CMS on June 8, 2015, issued two frequently asked questions clarifying the use of ACA section 1311 establishment grant funds by the states. These grants were made available under the ACA to help states establish their own exchanges, but have also been used to assist states in coordinating with federally facilitated exchanges. Nearly $5 billion in grants have been provided to the states under section 1311.

Under the ACA section 1311 grants are only available through 2014 and cannot be used for operating exchanges. Some states, however, were funded prior to the end of 2014 for activities continuing beyond the end of 2014, while others have received no-cost extensions of grants received prior to 2015 to assist in continuing to fund ongoing establishment activities. As a number of states are having trouble transitioning to operating on a self-supporting basis, these grants continue to be very important.

In April, however, the HHS Office of Inspector General reiterated that establishment grant funds cannot be used for operating costs, and urged CMS to issue more detailed guidance as to how funds could be used. The FAQ is no doubt intended to respond to this request.

The FAQ adopts a quite liberal standard for defining establishment activities, including for example outreach activities that could be narrowly viewed as operational. Under the FAQ, 1311 establishment grant funds may be used for:

  • Activities to stabilize marketplace IT Systems;
  • Instituting financial and programmatic audit policies and procedures to comply with federal annual reporting requirements, including establishment of data systems that support compliance;
  • Outreach and education, including in-person assistance, to support increasing total enrollment as is necessary for the viability of the Marketplace;
  • Call center activities to support outreach or to provide manual support while IT functionality is developed; and
  • Long-term capital planning to support the successful establishment of the Marketplace.

Grants may also be used to cover indirect costs related to these activities.

There are limits, however.
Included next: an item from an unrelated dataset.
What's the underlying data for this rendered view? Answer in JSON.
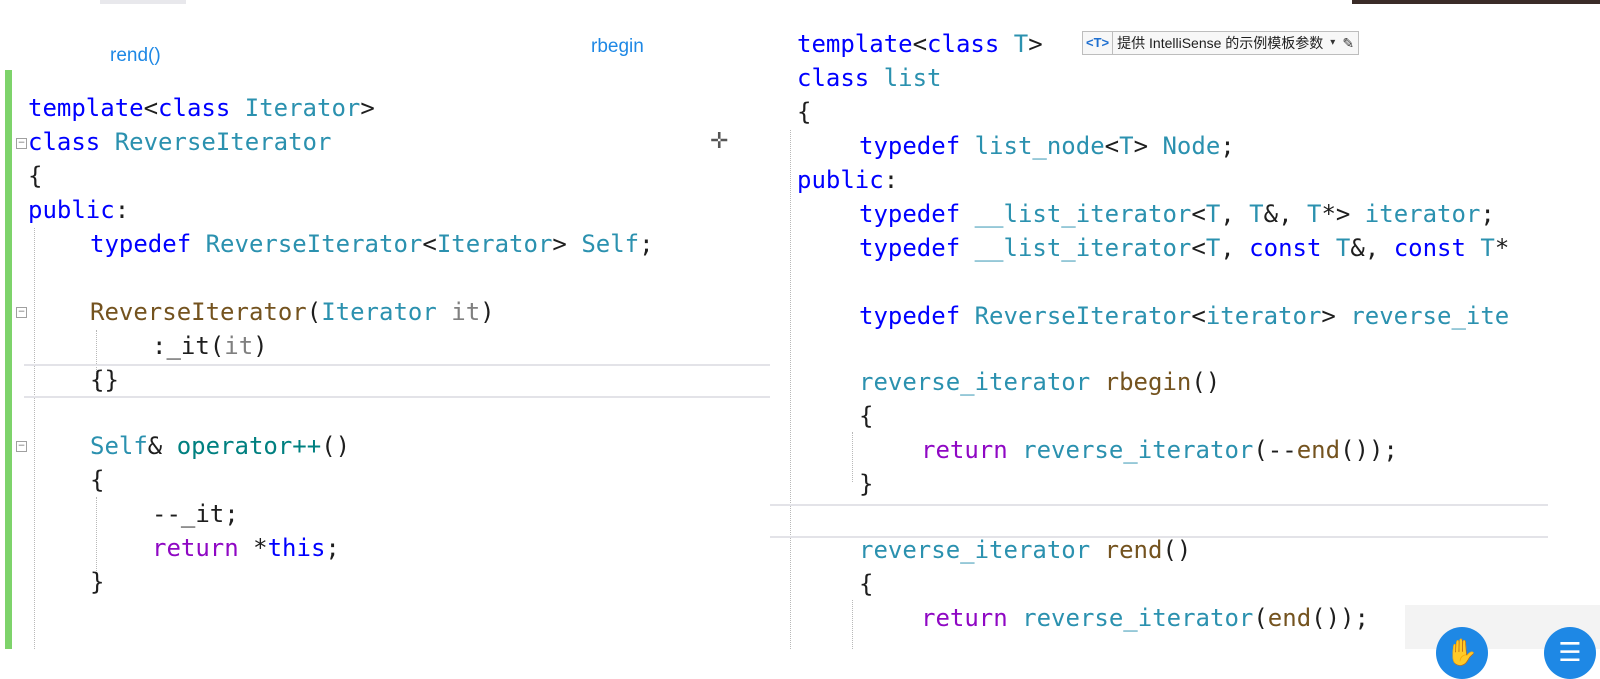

Establishment grants may not be used to cover purely ongoing operational costs, such as rent, hardware/software maintenance and operations, telecommunications, utilities, or call center operations not related to exchange establishment activities. CMS will work with the states to define boundaries between establishment and operational activities on a case-by-case basis.

A second FAQ describes procedures to be followed by 1311 grantees requesting a no-cost extension for existing establishment grants and limitations on the use of 1311 no-cost extension funds.

It is important to note that the final establishment grants were made in 2014 and the FAQ applies only to states that have remaining unspent funds under these grants. Establishment grants will not assist states that might want to transition from a federally facilitated to a state-operated exchange in the wake of a Supreme Court decision in King v. Burwell invalidating the issuance of premium tax credits by the federally facilitated exchanges unless a state still has money left over from an earlier establishment grant. Most federally facilitated exchange states that have received establishment grants received smaller grants some time ago and are unlikely to have unspent funds remaining.

Medicaid Enrollment Update

In other news, CMS issued on June 4, 2015, its Medicaid and CHIP March 2015 Monthly Applications, Eligibility Determinations, and Enrollment Report. As of March 2015, 71 million Americans were enrolled in Medicaid and CHIP, 12.2 million more than during the summer of 2013, before the ACA Medicaid expansions went into effect — a 21.2 percent increase. Enrollment has increased by an average of 28.1 percent in Medicaid expansion states, but only 8.3 percent in non-expansion states.